Roads should be primarily places of transit, but they are also places of commerce. They should be open to car travel, commercial vehicles and bikes where safe. We see consistent problems that this government fails to correct. These problems are twofold: they cannot maintain the roads that they have and they have no understanding of how traffic should work.

All MLAs in this place are surely aware of constituents emailing or calling us about problems with their local roads—roads that need repair, ranging from McDougall Street in Charnwood to Macdonnell Street in Yarralumla. It is something that affects everyone across this city. While this matter of public importance today is not necessarily a story about your favourite pothole, I will draw the Chief Minister’s attention to what is currently my favourite pothole at the intersection of Coulter Drive and Ogilby Street in Belconnen.

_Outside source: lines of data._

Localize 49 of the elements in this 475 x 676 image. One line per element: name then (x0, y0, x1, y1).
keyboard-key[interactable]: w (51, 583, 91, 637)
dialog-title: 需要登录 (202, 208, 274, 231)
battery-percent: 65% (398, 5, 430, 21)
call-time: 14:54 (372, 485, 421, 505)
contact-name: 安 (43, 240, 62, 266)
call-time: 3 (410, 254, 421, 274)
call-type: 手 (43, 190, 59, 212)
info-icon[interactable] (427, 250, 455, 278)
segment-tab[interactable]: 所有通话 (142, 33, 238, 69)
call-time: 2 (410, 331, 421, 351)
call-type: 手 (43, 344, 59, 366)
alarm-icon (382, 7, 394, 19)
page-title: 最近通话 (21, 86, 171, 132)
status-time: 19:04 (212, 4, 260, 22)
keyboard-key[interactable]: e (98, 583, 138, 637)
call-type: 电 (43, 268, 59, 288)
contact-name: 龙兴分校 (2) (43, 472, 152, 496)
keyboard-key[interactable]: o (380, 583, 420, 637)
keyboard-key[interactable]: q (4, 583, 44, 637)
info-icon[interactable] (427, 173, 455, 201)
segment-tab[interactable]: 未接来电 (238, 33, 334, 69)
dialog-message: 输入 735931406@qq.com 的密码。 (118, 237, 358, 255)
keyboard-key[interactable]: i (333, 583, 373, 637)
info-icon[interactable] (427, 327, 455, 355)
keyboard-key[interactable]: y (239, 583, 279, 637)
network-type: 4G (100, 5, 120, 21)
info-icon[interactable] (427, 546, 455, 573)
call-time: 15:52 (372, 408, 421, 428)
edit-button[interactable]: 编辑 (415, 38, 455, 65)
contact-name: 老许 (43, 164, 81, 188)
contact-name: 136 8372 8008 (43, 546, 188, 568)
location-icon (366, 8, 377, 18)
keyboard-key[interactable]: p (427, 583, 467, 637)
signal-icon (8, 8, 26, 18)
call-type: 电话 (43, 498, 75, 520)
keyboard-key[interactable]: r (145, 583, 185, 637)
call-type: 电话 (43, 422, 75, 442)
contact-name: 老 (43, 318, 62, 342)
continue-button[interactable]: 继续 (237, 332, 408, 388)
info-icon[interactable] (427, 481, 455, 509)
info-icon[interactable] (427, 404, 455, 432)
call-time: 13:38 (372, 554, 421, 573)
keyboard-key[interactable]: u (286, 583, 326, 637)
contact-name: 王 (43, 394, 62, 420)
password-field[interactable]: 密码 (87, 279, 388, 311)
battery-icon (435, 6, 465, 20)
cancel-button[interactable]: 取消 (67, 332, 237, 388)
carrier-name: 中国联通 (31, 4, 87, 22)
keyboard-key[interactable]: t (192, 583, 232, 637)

Before the second last big rain event, an enormous pothole opened up there over the weekend. I passed over it. Actually, I did not pass over it. My Peugeot nearly was lost in it. So I rang Canberra Connect to alert them to it on a Sunday afternoon. To their credit, by the Tuesday after I had alerted them to it, this pothole had been filled in. But because of the nature of the work, the nature of the road and the nature of the weather, we now have a very large dip that my Peugeot only partly disappears into every time I pass over it. It has been like this for some two and a half months since I first alerted Canberra Connect to this particularly troublesome pothole. I drive over it just about every day, but it is replicated across the city.

When we spoke about William Hovell Drive, the Chief Minister looked askance that I should suggest the state of the road surface on William Hovell Drive needed attention. That is particularly the case around the Glenloch Interchange and where William Hovell Drive joins the parkway going south. The potholes on that slip lane are enormous. As someone pointed out to me quite recently, if you were a motorcyclist that came around there at night, it could be potentially fatal, as we have seen with the unfortunate and dreadful death of a young man recently on a motorcycle who hit a pothole. A pothole for a car driver is an inconvenience; but a pothole of the sizes that we are seeing around town for a motorcyclist is potentially a death trap.